Le même soir, dans la salle à manger du Metropolitan-club, les diplomates célibataires s’assirent à leurs petites tables carrées, ornées de bougies à abat-jours roses, et dégustèrent dédaigneusement leur potage qu’ils ne trouvèrent ni bon ni mauvais. Et, comme le poisson tardait à venir, détenu à la cuisine par quelque négligence nègre, l’un d’eux, un grand jeune homme très mince avec un regard d’ange déchu, des cheveux blonds en crête de vague et des doigts effilés cerclés d’or, se renversa un peu sur sa chaise, étendit les jambes, changea sa fourchette et son couteau de place, poussa un long soupir et dit enfin, en s’adressant à son voisin. « Rovesco, je crois que je ne pourrai jamais m’habituer à ce pays-ci ! »

— « Eh bien ! répondit l’autre pacifiquement, il faut demander votre changement » — Rovesco était un homme petit et peu corpulent qui n’offrait rien d’intéressant que sa tête trop grosse pour son corps, mais fort expressive. Noir de cheveux et jaunâtre de peau, il promenait sur les choses et sur les gens un regard qui s’appuyait sur eux et qui était tout chargé de logique imperturbable et de philosophie railleuse. Secrétaire de la Légation d’Italie, il résidait à Washington depuis plusieurs années : il y était l’ami de tout le monde et le confident de beaucoup. On ne lui connaissait point de flirt et toutes ses tendresses semblaient se concentrer sur sa bibliothèque où il avait amassé le trésor de la blague universelle. Monsieur Anatole France tenait évidemment la première place. Venaient ensuite tous ceux qui, sous quelque forme et en quelque langage que ce fut, s’étaient amusés à percer à jour une croyance sincère, à troubler des consciences, à démolir des convictions, à ridiculiser de vieilles coutumes, à ébranler quelque règle de morale. Rovesco invitait tour à tour ses collègues et leurs femmes à venir prendre le thé dans son petit appartement et après le thé, de sa voix lente et bien timbrée, il ne manquait pas de lire à ses hôtes quelques passages piquants de ses auteurs favoris. C’était une distraction très recherchée dans le corps diplomatique.

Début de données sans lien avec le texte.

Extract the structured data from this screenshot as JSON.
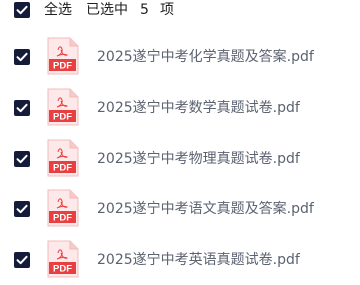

Après quelques instants de silence, Rovesco renoua la conversation et dit : « Que trouvez-vous donc, cher ami, de si répréhensible dans ce pays ? Les gens y ont une façon particulière d’entendre la cuisine et de parler aux femmes, voilà tout. Ce sont d’ailleurs les deux seuls traits par lesquels les hommes se différencient d’un bout du monde à l’autre. Pour le reste, ils sont exactement semblables ». Et Rovesco, prenant son parti de cette déplorable similitude, s’adonna à l’absorption d’un morceau de sole qu’on venait de lui servir avec trois champignons autour.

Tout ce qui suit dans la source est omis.